Well, not exactly. As you have doubtless read by now, a bunch of harredi rabbis and some schmuck New Jersey politicians were nabbed in a massive money-laundering/organ selling scheme last week. (will I stop buying them? No). Explained below:
Boy, New Yorker web editor Blake Eskin must be chowing some serious humble pie right now. Every week, he interviews just one of the magazine’s mega-watt writers about a project of paramount importance. Then, last week, just three short days after he posted a lengthy interview with Larissa MacFarquhar discussing her article about MatchingDonors.com, a sort of kidney-donor dating site, the feds up and bust one of the biggest organ-buying schemes in history right in the New Yorker’s back yard.
I’m telling you, the whole masthead probably was probably kicking itself in the collective pants over the worst-timed article ever. In case you missed the piece, it’s a look at altruism through the lives of people who become living donors, giving their kidneys away to total strangers. A week ago, we might have called them selfless. Today we’d call them shmucks.
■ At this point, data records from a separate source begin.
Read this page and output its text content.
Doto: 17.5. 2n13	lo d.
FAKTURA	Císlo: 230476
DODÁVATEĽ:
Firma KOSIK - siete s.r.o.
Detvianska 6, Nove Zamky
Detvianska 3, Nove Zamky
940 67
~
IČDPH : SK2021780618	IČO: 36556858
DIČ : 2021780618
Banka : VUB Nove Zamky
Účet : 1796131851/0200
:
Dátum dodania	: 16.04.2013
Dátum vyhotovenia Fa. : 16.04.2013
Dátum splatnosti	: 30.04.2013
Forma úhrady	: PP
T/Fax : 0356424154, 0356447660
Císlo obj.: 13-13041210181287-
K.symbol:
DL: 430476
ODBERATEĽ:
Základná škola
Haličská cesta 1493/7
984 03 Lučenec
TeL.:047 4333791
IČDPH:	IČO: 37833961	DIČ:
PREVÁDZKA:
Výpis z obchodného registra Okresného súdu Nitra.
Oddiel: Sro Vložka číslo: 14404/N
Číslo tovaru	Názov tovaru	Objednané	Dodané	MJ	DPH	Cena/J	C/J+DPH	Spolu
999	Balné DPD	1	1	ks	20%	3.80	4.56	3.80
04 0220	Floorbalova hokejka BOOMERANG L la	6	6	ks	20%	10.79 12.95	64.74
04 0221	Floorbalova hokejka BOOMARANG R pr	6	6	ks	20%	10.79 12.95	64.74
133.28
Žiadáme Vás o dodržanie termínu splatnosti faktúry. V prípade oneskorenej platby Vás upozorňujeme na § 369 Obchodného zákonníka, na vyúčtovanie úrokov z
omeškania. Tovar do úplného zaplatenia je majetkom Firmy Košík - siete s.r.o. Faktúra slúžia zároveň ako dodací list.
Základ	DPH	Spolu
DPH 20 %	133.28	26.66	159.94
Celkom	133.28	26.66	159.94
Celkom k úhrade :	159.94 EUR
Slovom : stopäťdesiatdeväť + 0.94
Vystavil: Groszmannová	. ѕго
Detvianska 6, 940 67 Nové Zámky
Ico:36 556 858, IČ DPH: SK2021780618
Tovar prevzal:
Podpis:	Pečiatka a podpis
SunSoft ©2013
Here’s poor Larissa MacFarquhar pouring weeks if not months of her life into a story she believes has the potential to help the 4,500 Americans who die ever year waiting for cadaver kidneys, and bam!, the worst PR disaster ever to hit living donation wipes her clean off the map. It’s rabbis! And Gucci purses! And Moldova! (That’s Europe’s poorest country, in case you weren’t paying attention).
And here you thought the only kidney for sale in Borough Park was in your Jerusalem Mix shawarma. Maybe if those couture industry-reps had done their homework last year, we’d know piracy actually funds international organ-rackets, not terrorism.
As Kevin Drum points out, there are some strong arguements on both ends of the kidney-for-compensation debte. In so much as you buy the arguement, “matchmaker” Rabbi Levy Izhack Rosenbaum and the 43 other people indicted on charges of brokering other people’s insides were just ahead of the curve. You know, legally.
As someone with chronically suboptimal kidney function and an incurable love of knockoff designer bags, I was disappointed. There’s an international kidney-selling racket running out of my old stomping grounds and all I got was this Chinatown purse…but the bigger disappointment is obviously for donor-matching advocates like my friend Jessica (who studied with Dr. Nancy Schlepper-Hughes, the UC Berkeley anthropologist who tipped the feds to Rosenbaum six years ago) and the thousands of people waiting for a life-saving donation that may never come. What’s clear, even for poor Larissa MacFarquhar, is that matchmaking is still trickier than it seems.